2Acquisition costs reflect certain non-recurring charges related to major acquisitions completed in fiscal years 2016 and 2017 (excluding the impact of tax) that are not embedded in other balances of the table. Certain portions of the total acquisition costs incurred are included in interest expense, income taxes, depreciation and amortization, and stock-based compensation.

 

 

 

While we believe Adjusted EBITDA is a useful measure for investors, it is not a measurement presented in accordance with GAAP. You should not consider Adjusted EBITDA in isolation or as a substitute for net income, cash flows from operations, or any other items calculated in accordance with GAAP. In addition, Adjusted EBITDA has inherent material limitations as a performance measure.
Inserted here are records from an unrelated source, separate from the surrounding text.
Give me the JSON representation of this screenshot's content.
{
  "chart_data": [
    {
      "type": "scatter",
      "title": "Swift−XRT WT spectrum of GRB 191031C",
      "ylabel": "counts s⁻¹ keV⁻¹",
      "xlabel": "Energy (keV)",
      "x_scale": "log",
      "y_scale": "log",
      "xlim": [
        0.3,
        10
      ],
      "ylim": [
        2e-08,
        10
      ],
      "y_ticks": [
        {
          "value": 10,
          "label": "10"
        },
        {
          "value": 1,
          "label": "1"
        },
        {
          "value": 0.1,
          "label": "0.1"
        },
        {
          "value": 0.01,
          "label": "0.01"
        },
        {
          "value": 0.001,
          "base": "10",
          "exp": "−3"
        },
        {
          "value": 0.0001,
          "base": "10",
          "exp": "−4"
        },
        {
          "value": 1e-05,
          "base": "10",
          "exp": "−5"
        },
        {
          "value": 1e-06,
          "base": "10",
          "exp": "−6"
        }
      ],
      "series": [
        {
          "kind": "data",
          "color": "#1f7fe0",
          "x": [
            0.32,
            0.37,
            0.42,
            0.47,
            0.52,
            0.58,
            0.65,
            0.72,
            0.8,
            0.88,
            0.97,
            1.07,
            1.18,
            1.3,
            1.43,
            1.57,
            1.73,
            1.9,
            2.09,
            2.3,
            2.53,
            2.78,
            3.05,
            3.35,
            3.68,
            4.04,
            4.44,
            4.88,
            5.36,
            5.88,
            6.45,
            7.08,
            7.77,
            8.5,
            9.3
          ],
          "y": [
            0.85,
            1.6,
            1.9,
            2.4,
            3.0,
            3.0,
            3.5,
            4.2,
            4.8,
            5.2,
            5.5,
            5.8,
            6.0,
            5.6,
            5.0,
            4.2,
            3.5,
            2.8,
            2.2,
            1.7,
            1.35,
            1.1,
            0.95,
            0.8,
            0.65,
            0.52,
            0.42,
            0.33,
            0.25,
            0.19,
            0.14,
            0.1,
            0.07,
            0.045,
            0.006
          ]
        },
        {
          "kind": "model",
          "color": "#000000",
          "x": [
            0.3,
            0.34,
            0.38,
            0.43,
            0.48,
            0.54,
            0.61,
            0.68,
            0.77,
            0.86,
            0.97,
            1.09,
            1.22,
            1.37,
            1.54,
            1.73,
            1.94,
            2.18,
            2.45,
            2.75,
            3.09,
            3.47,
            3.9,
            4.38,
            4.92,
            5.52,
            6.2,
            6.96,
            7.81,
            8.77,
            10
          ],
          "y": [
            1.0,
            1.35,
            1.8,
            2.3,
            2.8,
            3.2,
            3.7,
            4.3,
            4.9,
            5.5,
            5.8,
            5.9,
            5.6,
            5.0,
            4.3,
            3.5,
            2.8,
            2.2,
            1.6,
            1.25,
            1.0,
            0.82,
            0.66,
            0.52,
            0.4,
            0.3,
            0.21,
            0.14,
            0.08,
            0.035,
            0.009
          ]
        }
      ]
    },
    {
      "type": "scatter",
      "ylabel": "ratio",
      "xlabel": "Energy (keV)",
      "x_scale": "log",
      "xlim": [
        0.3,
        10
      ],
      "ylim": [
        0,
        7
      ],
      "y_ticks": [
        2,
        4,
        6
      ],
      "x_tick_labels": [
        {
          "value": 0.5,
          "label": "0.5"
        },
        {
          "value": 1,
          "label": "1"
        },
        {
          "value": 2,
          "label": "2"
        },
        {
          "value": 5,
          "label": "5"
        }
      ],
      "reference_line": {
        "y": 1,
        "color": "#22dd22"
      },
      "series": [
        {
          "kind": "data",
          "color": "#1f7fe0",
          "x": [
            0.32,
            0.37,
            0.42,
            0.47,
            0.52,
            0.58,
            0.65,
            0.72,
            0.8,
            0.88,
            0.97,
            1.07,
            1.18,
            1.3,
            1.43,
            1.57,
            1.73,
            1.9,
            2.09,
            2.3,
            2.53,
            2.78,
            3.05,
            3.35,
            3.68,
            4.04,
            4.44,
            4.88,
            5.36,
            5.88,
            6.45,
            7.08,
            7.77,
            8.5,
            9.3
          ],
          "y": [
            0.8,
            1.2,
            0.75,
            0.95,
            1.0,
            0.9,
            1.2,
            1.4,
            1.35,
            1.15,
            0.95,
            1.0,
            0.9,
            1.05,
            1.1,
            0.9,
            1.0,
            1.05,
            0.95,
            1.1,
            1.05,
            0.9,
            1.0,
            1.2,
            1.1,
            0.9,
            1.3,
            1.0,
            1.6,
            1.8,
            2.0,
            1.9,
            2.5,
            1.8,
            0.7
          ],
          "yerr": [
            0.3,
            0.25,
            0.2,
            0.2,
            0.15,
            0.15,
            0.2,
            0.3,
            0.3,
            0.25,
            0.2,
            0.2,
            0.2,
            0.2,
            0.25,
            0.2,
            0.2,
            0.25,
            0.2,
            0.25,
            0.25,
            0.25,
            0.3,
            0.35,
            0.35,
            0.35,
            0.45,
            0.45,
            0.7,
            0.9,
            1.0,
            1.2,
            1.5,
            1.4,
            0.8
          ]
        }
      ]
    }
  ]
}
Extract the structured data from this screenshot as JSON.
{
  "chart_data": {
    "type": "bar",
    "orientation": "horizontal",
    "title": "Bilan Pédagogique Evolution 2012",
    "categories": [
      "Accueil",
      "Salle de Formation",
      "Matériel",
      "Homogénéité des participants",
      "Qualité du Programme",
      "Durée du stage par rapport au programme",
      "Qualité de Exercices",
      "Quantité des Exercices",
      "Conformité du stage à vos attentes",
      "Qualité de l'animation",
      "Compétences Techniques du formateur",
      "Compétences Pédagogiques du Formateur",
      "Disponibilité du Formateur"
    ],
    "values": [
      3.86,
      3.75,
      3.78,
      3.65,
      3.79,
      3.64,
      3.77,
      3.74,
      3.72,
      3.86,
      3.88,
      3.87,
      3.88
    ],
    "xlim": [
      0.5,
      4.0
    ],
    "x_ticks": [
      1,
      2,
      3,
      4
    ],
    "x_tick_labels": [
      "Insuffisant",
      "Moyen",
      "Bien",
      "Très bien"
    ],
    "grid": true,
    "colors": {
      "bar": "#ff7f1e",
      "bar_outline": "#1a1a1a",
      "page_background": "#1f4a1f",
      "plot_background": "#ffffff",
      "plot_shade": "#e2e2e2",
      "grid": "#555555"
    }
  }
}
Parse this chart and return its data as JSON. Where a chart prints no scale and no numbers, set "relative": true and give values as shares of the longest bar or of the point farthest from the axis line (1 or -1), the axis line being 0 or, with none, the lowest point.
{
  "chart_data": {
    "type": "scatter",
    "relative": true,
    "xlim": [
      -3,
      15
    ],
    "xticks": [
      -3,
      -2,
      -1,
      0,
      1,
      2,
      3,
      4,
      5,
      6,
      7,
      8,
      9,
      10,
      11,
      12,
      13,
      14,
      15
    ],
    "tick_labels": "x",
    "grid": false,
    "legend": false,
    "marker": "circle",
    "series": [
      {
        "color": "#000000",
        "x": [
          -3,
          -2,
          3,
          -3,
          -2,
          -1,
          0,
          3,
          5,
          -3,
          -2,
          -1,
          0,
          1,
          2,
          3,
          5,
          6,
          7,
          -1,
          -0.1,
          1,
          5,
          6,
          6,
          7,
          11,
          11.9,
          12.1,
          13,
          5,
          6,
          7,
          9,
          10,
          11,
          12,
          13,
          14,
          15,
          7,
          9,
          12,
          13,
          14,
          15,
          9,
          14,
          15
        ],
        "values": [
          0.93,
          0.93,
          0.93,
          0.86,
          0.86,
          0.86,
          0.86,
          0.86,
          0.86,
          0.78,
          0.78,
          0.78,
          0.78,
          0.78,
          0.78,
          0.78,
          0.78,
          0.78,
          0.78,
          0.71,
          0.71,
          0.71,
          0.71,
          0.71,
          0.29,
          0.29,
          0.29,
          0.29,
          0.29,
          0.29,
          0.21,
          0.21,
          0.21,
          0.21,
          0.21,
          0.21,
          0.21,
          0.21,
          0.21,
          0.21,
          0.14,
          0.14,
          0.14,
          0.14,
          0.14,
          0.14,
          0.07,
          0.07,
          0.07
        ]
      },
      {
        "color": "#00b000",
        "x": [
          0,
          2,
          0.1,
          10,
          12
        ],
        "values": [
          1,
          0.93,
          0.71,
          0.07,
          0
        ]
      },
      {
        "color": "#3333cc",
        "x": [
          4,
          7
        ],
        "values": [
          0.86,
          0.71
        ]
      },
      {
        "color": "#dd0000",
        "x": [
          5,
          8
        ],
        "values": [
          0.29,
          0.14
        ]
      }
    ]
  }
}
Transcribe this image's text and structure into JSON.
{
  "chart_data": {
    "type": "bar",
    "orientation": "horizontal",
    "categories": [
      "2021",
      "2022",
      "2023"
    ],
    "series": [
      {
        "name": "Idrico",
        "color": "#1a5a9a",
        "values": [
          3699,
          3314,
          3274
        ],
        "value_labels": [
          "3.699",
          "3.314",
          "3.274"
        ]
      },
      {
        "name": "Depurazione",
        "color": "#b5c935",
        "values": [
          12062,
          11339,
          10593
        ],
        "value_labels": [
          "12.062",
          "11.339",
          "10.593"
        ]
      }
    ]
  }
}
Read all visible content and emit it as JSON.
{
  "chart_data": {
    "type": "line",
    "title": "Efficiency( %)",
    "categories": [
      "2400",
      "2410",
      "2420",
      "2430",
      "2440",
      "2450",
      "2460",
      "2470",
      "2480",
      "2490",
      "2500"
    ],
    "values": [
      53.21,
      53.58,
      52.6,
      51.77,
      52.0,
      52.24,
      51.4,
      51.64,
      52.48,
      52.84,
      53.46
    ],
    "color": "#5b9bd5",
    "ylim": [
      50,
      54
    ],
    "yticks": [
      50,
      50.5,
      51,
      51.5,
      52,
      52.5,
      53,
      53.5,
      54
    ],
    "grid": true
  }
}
It does not include interest expense. Because we have borrowed money, interest expense is a necessary element of our costs. In addition, Adjusted EBITDA does not include depreciation and amortization expense. Because we have capital and intangible assets, depreciation and amortization expense is a necessary element of our costs. Adjusted EBITDA also does not include stock-based compensation, which is a necessary element of our costs since we make stock awards to key members of management as an important incentive to maximize overall company performance and as a benefit. Moreover, Adjusted EBITDA does not include taxes, and payment of taxes is a necessary element of our operations. Accordingly, since Adjusted EBITDA excludes these items, it has material limitations as a performance measure. We separately monitor capital expenditures, which impact depreciation expense, as well as amortization expense, interest expense, stock-based compensation expense, and income tax expense. Because not all companies use identical calculations, our presentation of Adjusted EBITDA may not be comparable to other similarly titled measures of other companies.